The College and Convent of Saint Francis Xavier has had a remarkably multi-hyphenated career. It was inaugurated in 1751 as a Jesuit-founded school to ordain priests and instruct the local Indigenous people in Spanish and Catholicism, but has since served many other purposes.
After it was abandoned by the Jesuits and left to fall in neglect, the Mexican government’s expropriation of religious properties led to its acquisition in 1834, when it was turned into a State Penitentiary. Its prison remodel was designed by well-known Poblano architect and urban planner José Manzo, based on the then-cutting edge Cincinnatti Prison. After many stops and starts caused by an earthquake and foreign invasions of Puebla—first by the United States and then French troops, during which the building was used as army quarters—the prison opened in the 1890s.
After a few years exclusively as a prison, the building continued its identity crisis for nearly a century, going back to being used as army quarters in addition to a forensic laboratory, warehouse, epileptic, and military hospital. In 1984, it was finally decommissioned as a prison, and a public vote opted to transform it into a cultural center.

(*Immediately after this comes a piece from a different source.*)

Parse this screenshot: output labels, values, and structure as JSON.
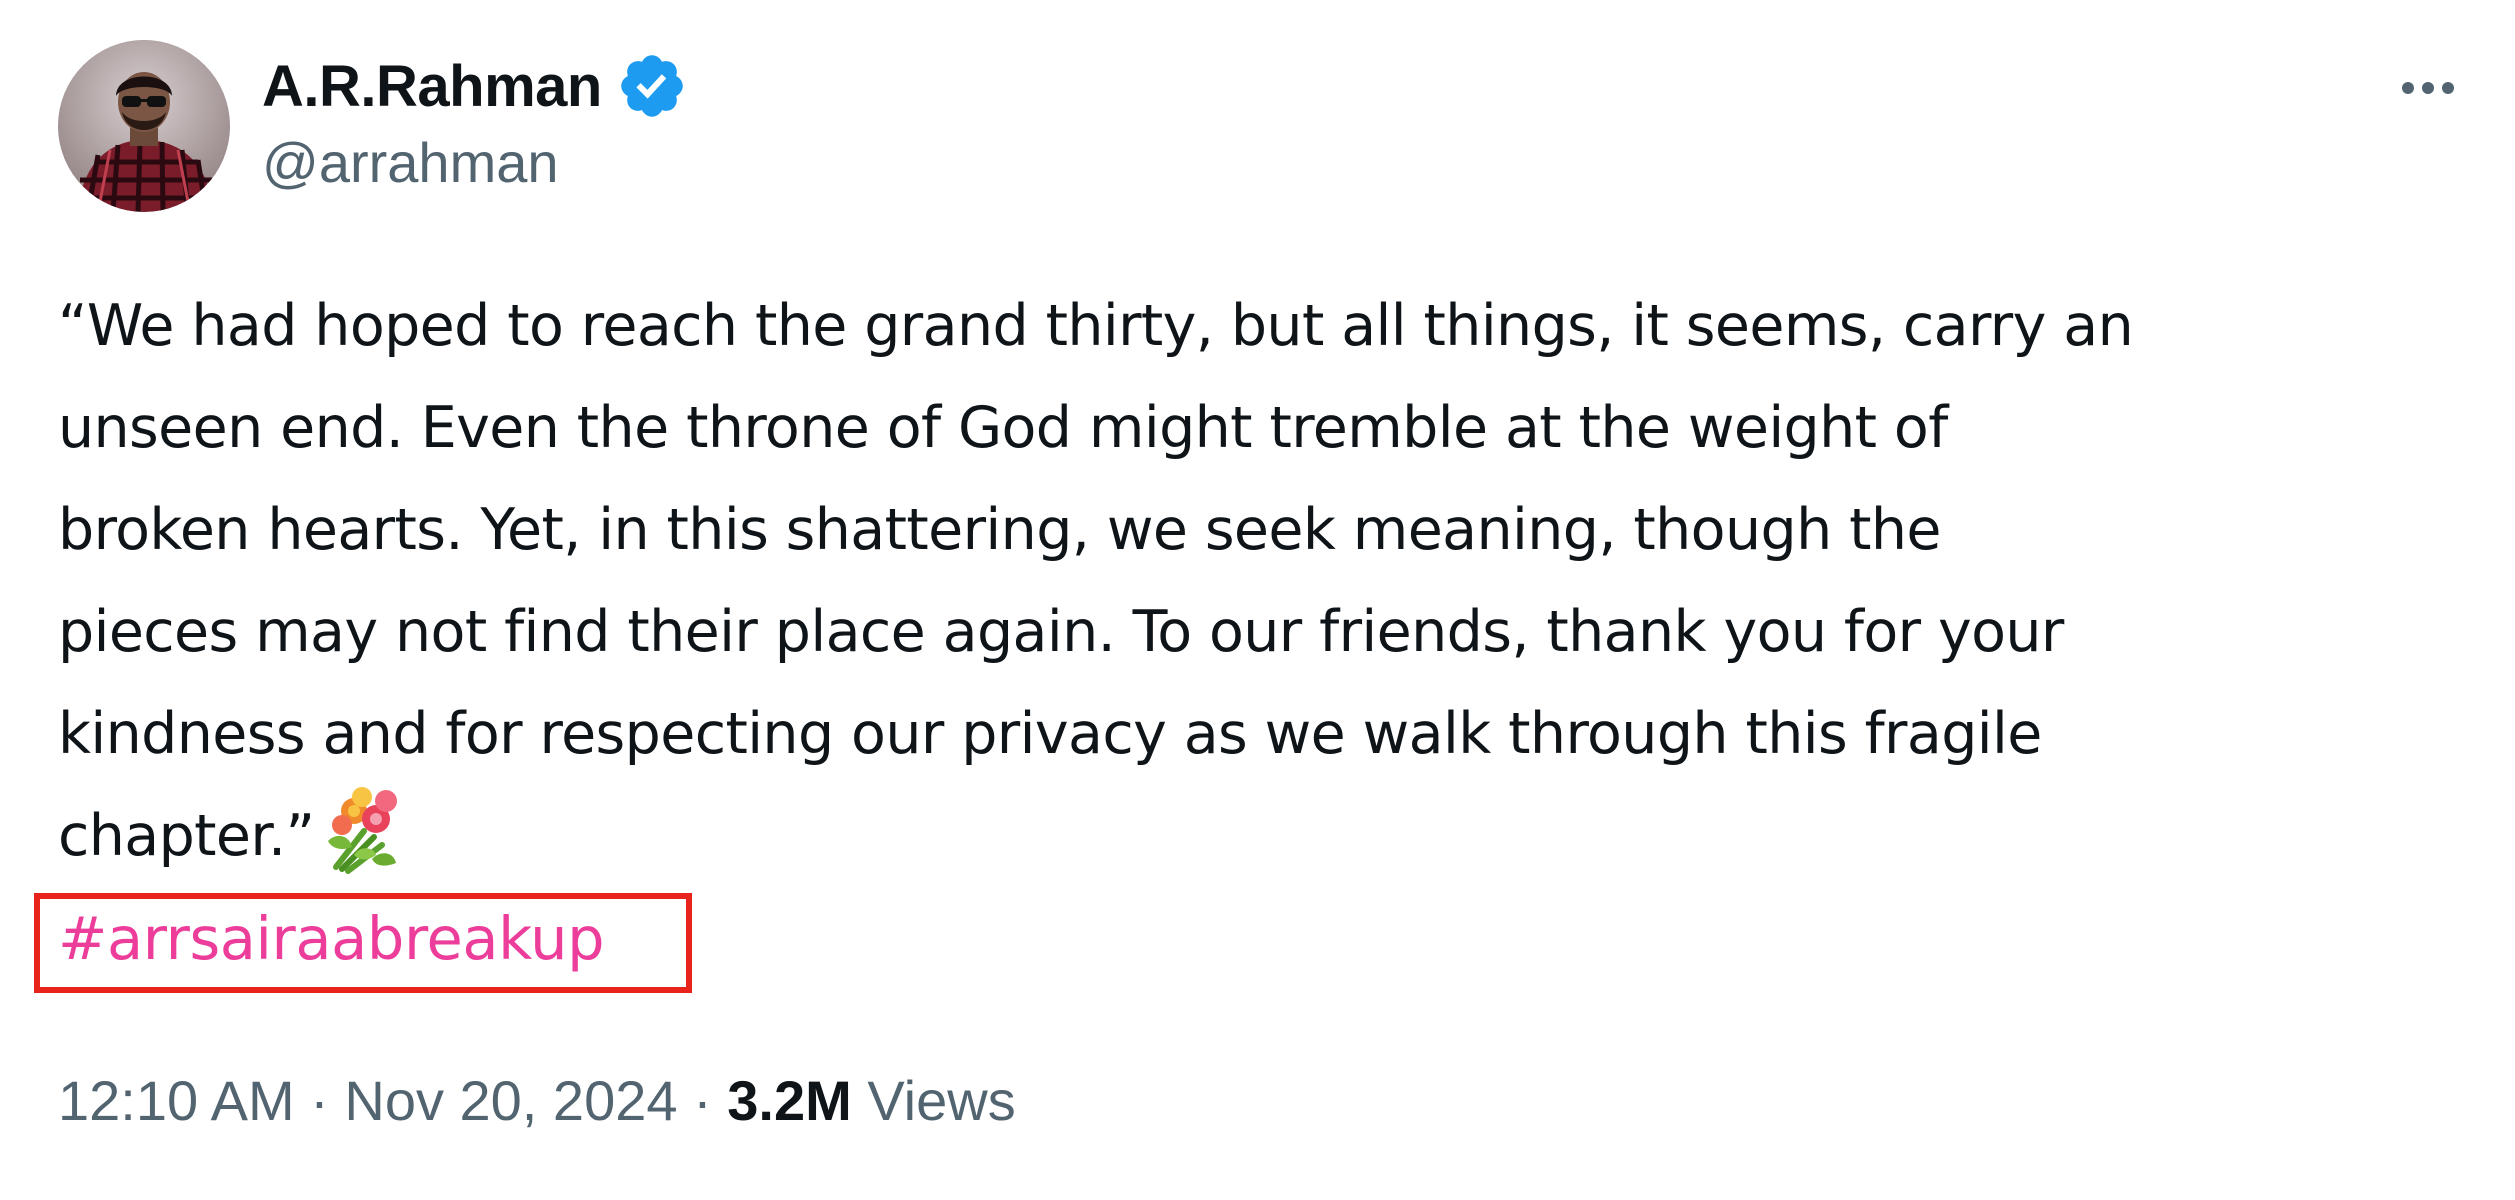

Arts workshops and exhibits followed for a few decades before the center had its latest makeover. In 2017, the Centro Integral de Servicios San Javier (CIS San Javier) reopened. As of July 2019, the center offers public services such as water bill inquiries and issues driving permits to locals on behalf of the state government, as well as continues to house the State Archives.
Of course, in a city whose many legends and tales have given it a status that is, well, legendary, such a storied location could not go without a local ghost or two. It is said that the government workers have heard everything from admonishments from a nun of the convent era to the cries and confessions of the prisoners of the former jail.